Referring to Bahrain’s brutal crackdown on mass anti-government protests earlier this year and the subsequent arrest or sacking of some 150 Shiite Muslim athletes, referees and sports officials, including himself and two other national soccer team players, Mr. Adnan told the Associated Press that “everybody here (Australia) respects each other and they want to be champions. I like that."

Mr. Adnan, cowed like many of the disciplined athletes and officials, was careful not to openly discuss the situation in his home country where unrest is brewing just under the surface despite the government’s successful squashing of the mass protests. “It is different weather between Australia and the Gulf. “The weather is perfect for me here, it is cooler and I can work hard on my fitness, Mr. Adnan said.

Mr. Adnan together with Shiite brothers A’ala and Mohammed Hubail, was barred last week from joining the national team for the 2014 World Cup qualifiers.

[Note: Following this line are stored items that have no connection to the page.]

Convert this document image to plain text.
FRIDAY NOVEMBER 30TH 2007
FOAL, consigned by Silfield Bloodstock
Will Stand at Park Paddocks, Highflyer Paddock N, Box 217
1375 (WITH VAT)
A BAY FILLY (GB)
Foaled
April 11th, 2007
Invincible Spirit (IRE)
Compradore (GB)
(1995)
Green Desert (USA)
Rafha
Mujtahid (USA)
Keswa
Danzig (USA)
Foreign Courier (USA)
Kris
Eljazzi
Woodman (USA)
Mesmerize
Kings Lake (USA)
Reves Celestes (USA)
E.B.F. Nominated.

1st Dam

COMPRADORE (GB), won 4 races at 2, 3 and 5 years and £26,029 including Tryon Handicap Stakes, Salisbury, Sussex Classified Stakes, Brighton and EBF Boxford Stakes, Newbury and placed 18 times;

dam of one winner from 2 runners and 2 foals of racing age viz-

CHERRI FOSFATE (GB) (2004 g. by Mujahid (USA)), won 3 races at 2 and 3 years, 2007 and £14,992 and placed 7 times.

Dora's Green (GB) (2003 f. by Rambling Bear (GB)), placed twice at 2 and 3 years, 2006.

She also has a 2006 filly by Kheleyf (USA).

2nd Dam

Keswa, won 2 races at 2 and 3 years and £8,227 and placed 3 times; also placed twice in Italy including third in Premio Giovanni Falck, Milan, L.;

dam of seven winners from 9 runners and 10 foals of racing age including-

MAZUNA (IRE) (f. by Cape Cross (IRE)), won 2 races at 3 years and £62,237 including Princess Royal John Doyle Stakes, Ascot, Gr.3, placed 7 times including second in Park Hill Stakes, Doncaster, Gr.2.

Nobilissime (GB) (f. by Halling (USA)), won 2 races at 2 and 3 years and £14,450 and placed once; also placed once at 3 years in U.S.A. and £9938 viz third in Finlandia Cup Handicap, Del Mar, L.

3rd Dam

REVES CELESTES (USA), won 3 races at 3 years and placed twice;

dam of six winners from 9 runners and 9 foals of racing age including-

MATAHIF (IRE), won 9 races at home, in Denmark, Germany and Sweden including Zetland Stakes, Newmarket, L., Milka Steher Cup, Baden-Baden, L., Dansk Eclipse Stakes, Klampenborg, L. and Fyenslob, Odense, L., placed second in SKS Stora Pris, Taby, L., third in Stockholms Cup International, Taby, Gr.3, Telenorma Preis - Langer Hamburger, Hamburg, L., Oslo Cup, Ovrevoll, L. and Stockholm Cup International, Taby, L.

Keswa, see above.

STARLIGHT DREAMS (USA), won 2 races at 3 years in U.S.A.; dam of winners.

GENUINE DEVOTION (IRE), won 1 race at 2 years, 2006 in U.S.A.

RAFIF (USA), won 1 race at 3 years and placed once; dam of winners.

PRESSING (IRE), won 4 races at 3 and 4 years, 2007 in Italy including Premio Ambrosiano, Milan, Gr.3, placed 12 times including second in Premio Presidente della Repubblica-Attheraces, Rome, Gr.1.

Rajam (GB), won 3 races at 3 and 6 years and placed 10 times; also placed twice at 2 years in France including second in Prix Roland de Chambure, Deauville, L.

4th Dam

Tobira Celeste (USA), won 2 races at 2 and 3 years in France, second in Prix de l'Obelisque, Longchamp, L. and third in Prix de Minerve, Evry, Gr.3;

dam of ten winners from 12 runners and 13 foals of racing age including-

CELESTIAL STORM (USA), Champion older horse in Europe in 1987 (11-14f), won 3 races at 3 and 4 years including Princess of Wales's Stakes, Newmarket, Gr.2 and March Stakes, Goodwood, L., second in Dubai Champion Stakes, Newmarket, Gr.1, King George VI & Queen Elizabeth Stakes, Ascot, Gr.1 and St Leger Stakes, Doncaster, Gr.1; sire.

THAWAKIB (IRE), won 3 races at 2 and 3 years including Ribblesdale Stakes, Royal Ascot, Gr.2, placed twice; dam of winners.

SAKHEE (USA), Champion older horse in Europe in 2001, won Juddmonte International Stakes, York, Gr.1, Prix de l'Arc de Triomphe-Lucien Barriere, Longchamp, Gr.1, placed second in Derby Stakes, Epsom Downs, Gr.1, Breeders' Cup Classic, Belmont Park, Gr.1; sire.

Mr. Adnan and the Hubail brothers were among those detained in the wake of the crackdown and allegedly mistreated in prison after first being denounced on state-run television. Muhammed Hubail was sentenced in June to two years in jail, but released on bail after world soccer body FIFA questioned the Bahrain Football Association about the arrests.

The exclusion of the three players from the national team and Mr. Adnan’s departure for Brisbane again focuses attention on FIFA’s apparent acceptance accepted at face value the BFA's statement that no sports players or officials were disciplined or harassed because of their association with the people power uprising - a statement that flies in the face of reporting in Bahrain's state-controlled media and reports by people involved in Bahraini soccer. The BFA made the statement in response to a FIFA query.

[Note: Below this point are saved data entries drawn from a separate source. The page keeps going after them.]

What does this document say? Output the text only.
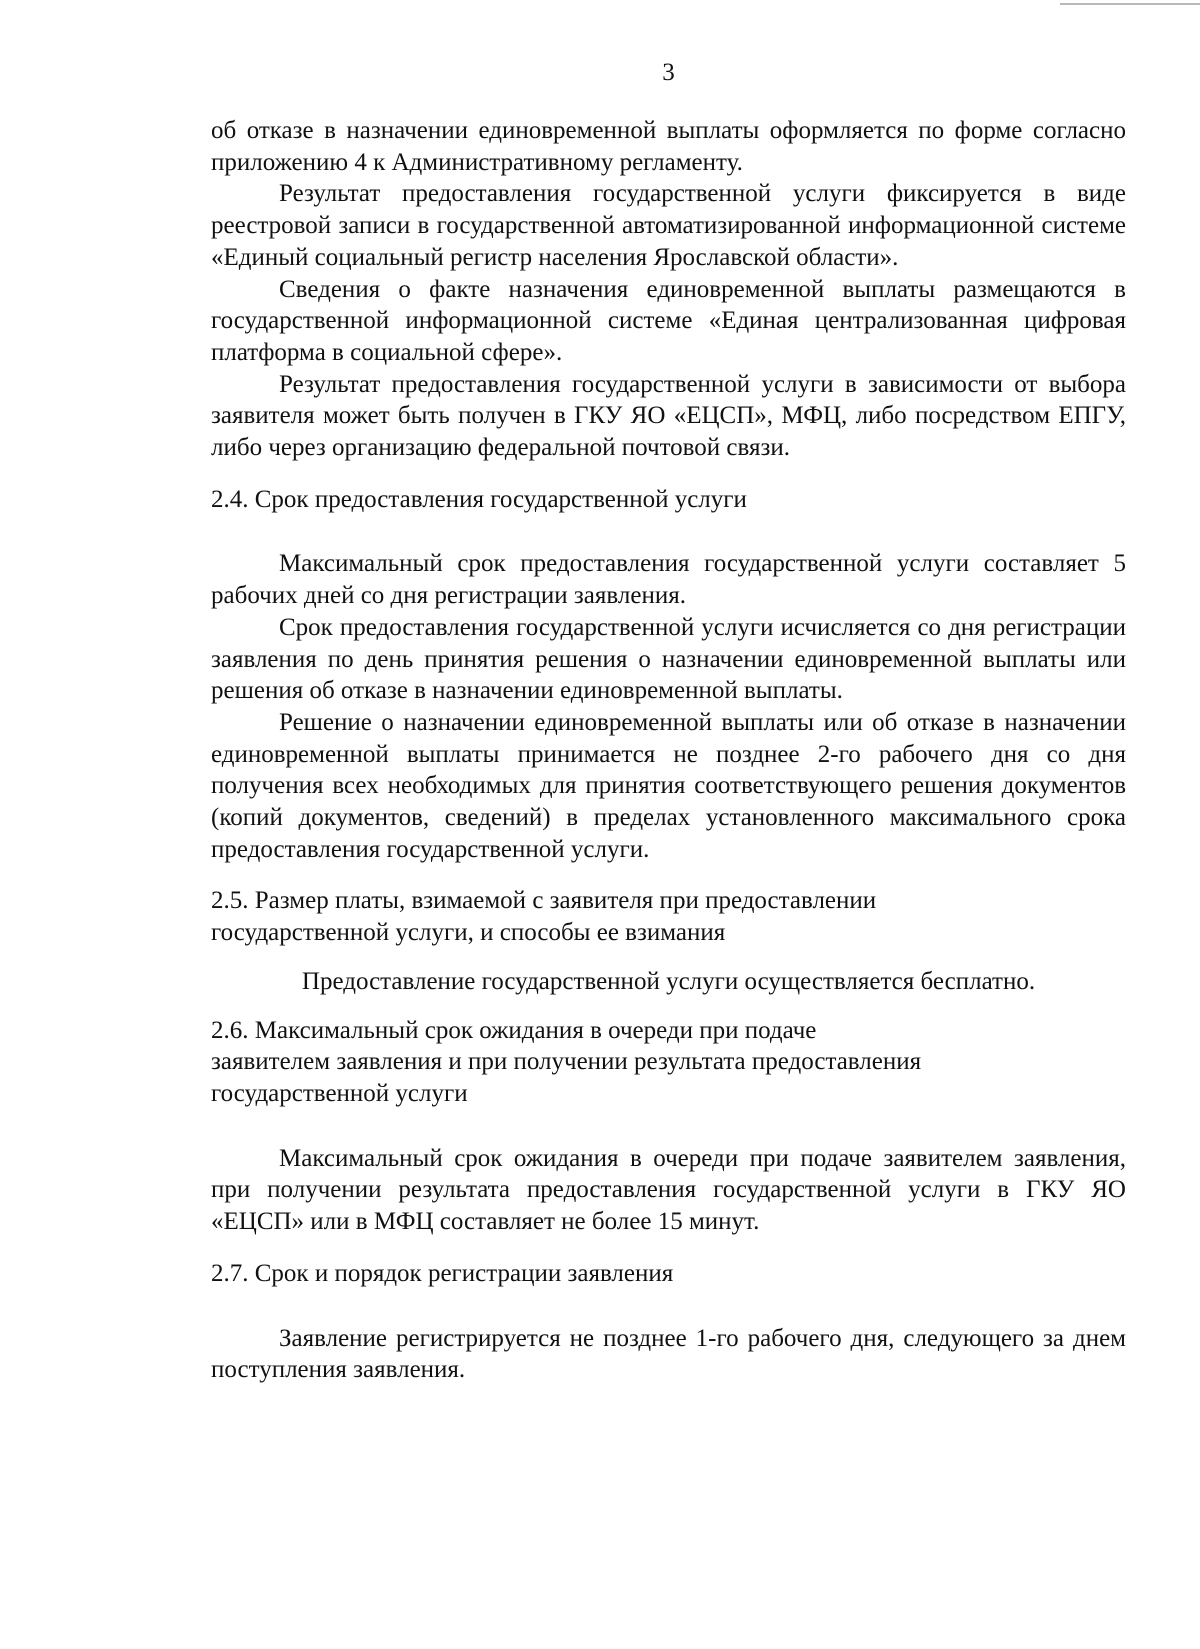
3

об отказе в назначении единовременной выплаты оформляется по форме согласно приложению 4 к Административному регламенту.

Результат предоставления государственной услуги фиксируется в виде реестровой записи в государственной автоматизированной информационной системе «Единый социальный регистр населения Ярославской области».

Сведения о факте назначения единовременной выплаты размещаются в государственной информационной системе «Единая централизованная цифровая платформа в социальной сфере».

Результат предоставления государственной услуги в зависимости от выбора заявителя может быть получен в ГКУ ЯО «ЕЦСП», МФЦ, либо посредством ЕПГУ, либо через организацию федеральной почтовой связи.

2.4. Срок предоставления государственной услуги

Максимальный срок предоставления государственной услуги составляет 5 рабочих дней со дня регистрации заявления.

Срок предоставления государственной услуги исчисляется со дня регистрации заявления по день принятия решения о назначении единовременной выплаты или решения об отказе в назначении единовременной выплаты.

Решение о назначении единовременной выплаты или об отказе в назначении единовременной выплаты принимается не позднее 2-го рабочего дня со дня получения всех необходимых для принятия соответствующего решения документов (копий документов, сведений) в пределах установленного максимального срока предоставления государственной услуги.

2.5. Размер платы, взимаемой с заявителя при предоставлении

государственной услуги, и способы ее взимания

Предоставление государственной услуги осуществляется бесплатно.

2.6. Максимальный срок ожидания в очереди при подаче

заявителем заявления и при получении результата предоставления

государственной услуги

Максимальный срок ожидания в очереди при подаче заявителем заявления, при получении результата предоставления государственной услуги в ГКУ ЯО «ЕЦСП» или в МФЦ составляет не более 15 минут.

2.7. Срок и порядок регистрации заявления

Заявление регистрируется не позднее 1-го рабочего дня, следующего за днем поступления заявления.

Ironically, Mr. Adnan is remembered in Australia and New Zealand for a famous penalty miss that secured New Zealand a place in the 2010 World Cup finals in South Africa.
Mr. Adnan joined Brisbane after he decided to quit soccer disillusioned with the BFA and FIFA’s attitude. He moved with his family to Australia shortly after his release from prison in late June.

"I have to say thank you to Brisbane Roar because it was them who made me come back to football," Mr. Adnan said. "When I came to Australia I forgot everything about football. I didn't want to play football anymore."

The Bahrain Labour Ministry said earlier this week that a total of 2,464 people had been dismissed from their jobs since the anti-government protests erupted. The state-controlled Bahrain Press Agency said one-fifth of those would be reinstated on the orders of King Hamad bin Isa Al Khalifa. The International Labour Organization (ILO) has demanded that all those sacked be returned to their jobs.

James M. Dorsey is a senior fellow at Nanyang Technological University's S. Rajaratnam School of International Studies and the author of the blog, The Turbulent World of Middle East Soccer.